Australien möge zwar am Ende der Welt liegen, aber die Geografie schütze das Land nicht vor Bösem. So lautete jüngst die Warnung des obersten Spionagechefs Australiens, Mike Burgess. Die Insel Australien sei nicht isoliert, sagte er mit Blick auf die Geschichte.
Dass Australien weit weg liegt vom Rest der Welt, wurde früher als «Tyrannei der Distanz» bezeichnet. Menschen und Güter brauchten Monate, um von und nach Europa zu kommen. Doch Australien war durch diese Distanz oftmals auch geschützt vor Konflikten in anderen Teilen der Welt. In der Zeit des sekundenschnellen Internetverkehrs aber bedeute diese Tyrannei der Distanz nicht mehr, dass Australien auch distanziert sei von Tyrannei.
Tyrannei, die sich auf dem Antipoden-Kontinent in unterschiedlicher Form manifestiere. So seien drei Länder bereit, auf australischem Boden zu töten und Anschläge auf Dissidentinnen und Dissidenten zu verüben. Um welche Länder es sich handelt, sagte der oberste Spion nicht.
Burgess' seltene Warnrede
Derartige Aussagen eines Spionagechefs sind in Australien äusserst selten. Spionageabwehr ist per Definition ein Geschäft, das sich im Hintergrund abspielt. Diese Warnung habe nicht nur das Ziel, Australierinnen und Australier zu sensibilisieren, sagt James Der Derian. Er ist Professor und Leiter des Instituts für Internationale Sicherheitsstudien an der Universität Sydney.
Die Aussagen seien verdeckt eine Warnung an jene Länder, die sich in die internen Angelegenheiten Australiens einmischen wollten. Dies sei eine bessere Form der Kommunikation als über ein diplomatisches Hin und Her, das rasch eskalieren könne, so Der Derian.

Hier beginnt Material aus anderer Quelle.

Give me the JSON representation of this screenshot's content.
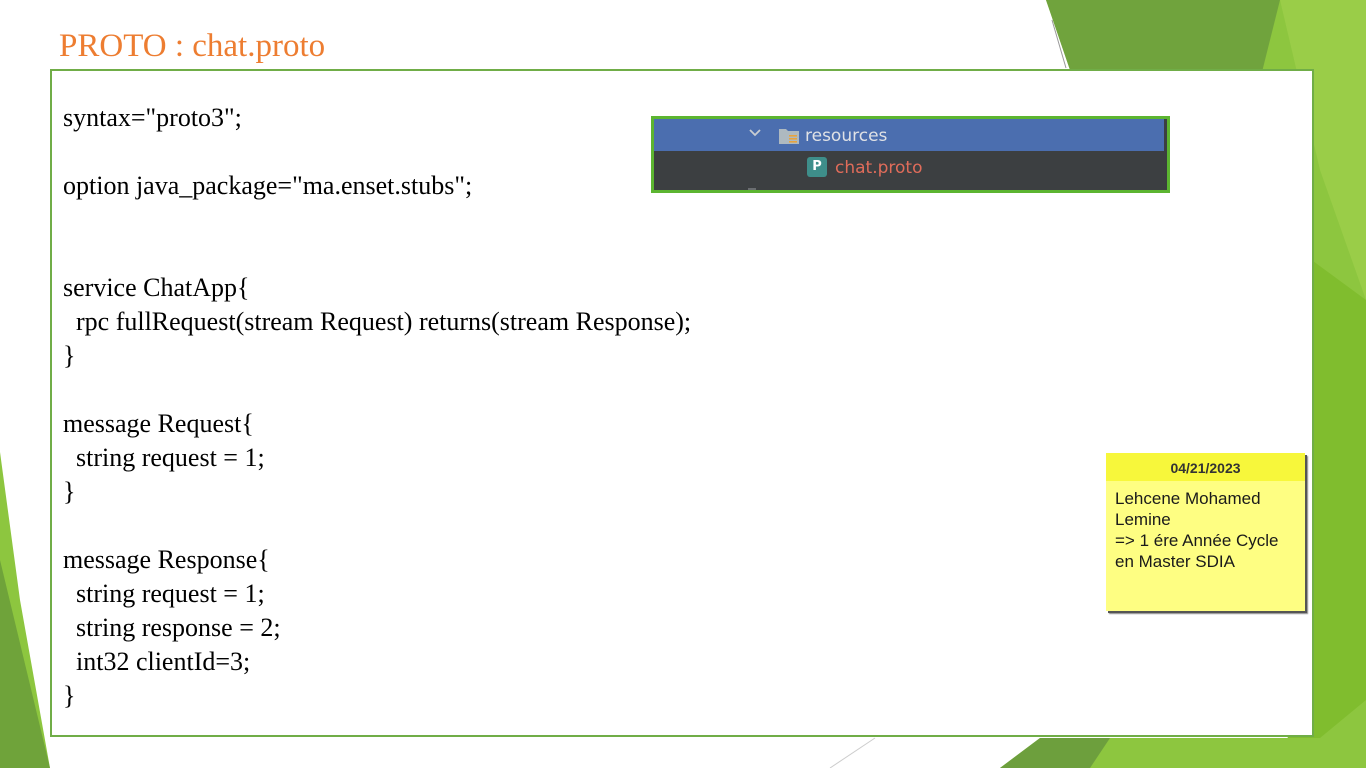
{
  "slide": {
    "title": "PROTO : chat.proto"
  },
  "code": {
    "lines": [
      "syntax=\"proto3\";",
      "option java_package=\"ma.enset.stubs\";",
      "service ChatApp{",
      "  rpc fullRequest(stream Request) returns(stream Response);",
      "}",
      "message Request{",
      "  string request = 1;",
      "}",
      "message Response{",
      "  string request = 1;",
      "  string response = 2;",
      "  int32 clientId=3;",
      "}"
    ]
  },
  "ide_tree": {
    "folder_label": "resources",
    "folder_icon": "folder-icon",
    "file_icon_letter": "P",
    "file_label": "chat.proto",
    "selected_row_color": "#4b6eaf",
    "file_label_color": "#e06c5a"
  },
  "sticky_note": {
    "date": "04/21/2023",
    "body": "Lehcene Mohamed\nLemine\n=> 1 ére Année Cycle\nen Master SDIA"
  },
  "colors": {
    "title": "#ed7d31",
    "accent_green": "#70ad47"
  }
}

Gerüchte um gemeinte Staaten
Kaum war Burgess mit seiner Rede fertig, begannen die Medien zu spekulieren. Es kursieren Listen mit Ländern, die in Australien lebende Kritikerinnen und Kritiker ihrer Regierung im Fokus haben könnten: Russland, China, sogar Kambodscha und Ruanda. Diese Staaten sind dafür bekannt, kritische Stimmen im Ausland zu verfolgen oder – wie es im Spionagejargon heisst – zu «neutralisieren».

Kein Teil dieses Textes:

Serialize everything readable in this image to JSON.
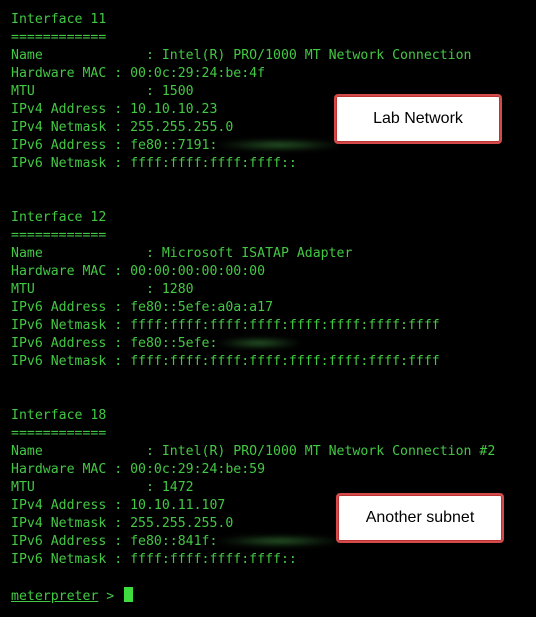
{
  "terminal": {
    "interfaces": [
      {
        "header": "Interface 11",
        "underline": "============",
        "rows": [
          "Name             : Intel(R) PRO/1000 MT Network Connection",
          "Hardware MAC : 00:0c:29:24:be:4f",
          "MTU              : 1500",
          "IPv4 Address : 10.10.10.23",
          "IPv4 Netmask : 255.255.255.0",
          "IPv6 Address : fe80::7191:",
          "IPv6 Netmask : ffff:ffff:ffff:ffff::"
        ]
      },
      {
        "header": "Interface 12",
        "underline": "============",
        "rows": [
          "Name             : Microsoft ISATAP Adapter",
          "Hardware MAC : 00:00:00:00:00:00",
          "MTU              : 1280",
          "IPv6 Address : fe80::5efe:a0a:a17",
          "IPv6 Netmask : ffff:ffff:ffff:ffff:ffff:ffff:ffff:ffff",
          "IPv6 Address : fe80::5efe:",
          "IPv6 Netmask : ffff:ffff:ffff:ffff:ffff:ffff:ffff:ffff"
        ]
      },
      {
        "header": "Interface 18",
        "underline": "============",
        "rows": [
          "Name             : Intel(R) PRO/1000 MT Network Connection #2",
          "Hardware MAC : 00:0c:29:24:be:59",
          "MTU              : 1472",
          "IPv4 Address : 10.10.11.107",
          "IPv4 Netmask : 255.255.255.0",
          "IPv6 Address : fe80::841f:",
          "IPv6 Netmask : ffff:ffff:ffff:ffff::"
        ]
      }
    ],
    "prompt": {
      "word": "meterpreter",
      "symbol": " > "
    }
  },
  "callouts": {
    "lab_network": "Lab Network",
    "another_subnet": "Another subnet"
  },
  "colors": {
    "background": "#000000",
    "text": "#43c843",
    "callout_border": "#d24a4a"
  }
}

Der Derian warnt vor solchen Spekulationen – nicht nur, wenn es um das potenzielle Ausschalten von Kritikern geht, sondern um Spionage generell. Er erinnert daran, dass sich viele nach der letzten, ebenfalls leicht geheimnisvoll formulierten Rede des Spionagechefs völlig verrechnet hätten. Damals gingen alle von Russland aus. Dabei habe Indien ein Netz von Spionen unterhalten. Mehrere Mitglieder der indischen Botschaft in der Hauptstadt Canberra seien daraufhin des Landes verwiesen worden.
Auch Partner spionieren
James Der Derian ist nicht überrascht, dass auch ein Land spioniert, dass Australien eigentlich freundlich gesinnt ist. Alle Nationalstaaten, vor allem aufstrebende Grossmächte wie Indien, sammelten auf diese Weise Informationen über Handels- und strategische Partner oder Konkurrenten.

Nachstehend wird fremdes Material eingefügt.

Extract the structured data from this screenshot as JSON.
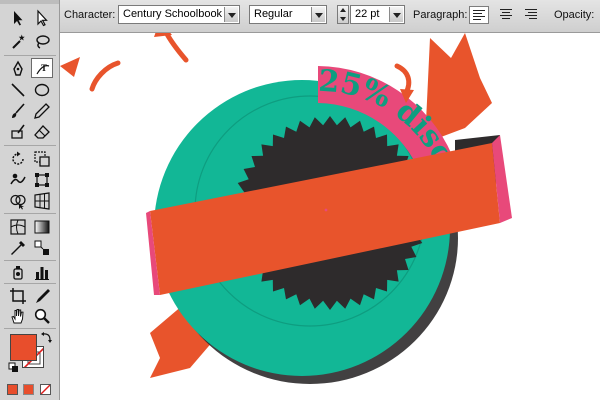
{
  "control_bar": {
    "character_label": "Character:",
    "font_family_value": "Century Schoolbook",
    "font_style_value": "Regular",
    "font_size_value": "22 pt",
    "paragraph_label": "Paragraph:",
    "opacity_label": "Opacity:"
  },
  "tools_panel": {
    "tools": [
      "selection-tool",
      "direct-selection-tool",
      "magic-wand-tool",
      "lasso-tool",
      "pen-tool",
      "type-on-path-tool",
      "line-segment-tool",
      "ellipse-tool",
      "paintbrush-tool",
      "pencil-tool",
      "blob-brush-tool",
      "eraser-tool",
      "rotate-tool",
      "scale-tool",
      "warp-tool",
      "free-transform-tool",
      "shape-builder-tool",
      "perspective-grid-tool",
      "mesh-tool",
      "gradient-tool",
      "eyedropper-tool",
      "blend-tool",
      "symbol-sprayer-tool",
      "column-graph-tool",
      "artboard-tool",
      "slice-tool",
      "hand-tool",
      "zoom-tool"
    ],
    "selected_tool": "type-on-path-tool",
    "fill_color": "#e84e2c",
    "stroke_color": "none"
  },
  "artwork": {
    "path_text": "25% disc",
    "colors": {
      "teal": "#12b796",
      "dark_teal": "#0e9d80",
      "charcoal": "#2e2b2c",
      "orange": "#e8542c",
      "pink": "#e8497a"
    }
  },
  "annotations": {
    "arrow_color": "#e8542c"
  }
}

Laut Spionagechef Burgess interessieren sich ausländische Spione in Australien derzeit vor allem für Informationen über Seltene Erden. Das sind wichtige Mineralien, von denen Australien viele hat. Auch sei der Verteidigungspakt Aukus zwischen den USA, Grossbritannien und Australien von Interesse. Denn Canberra kauft von den USA U-Boote mit geheimer Gefechtstechnologie.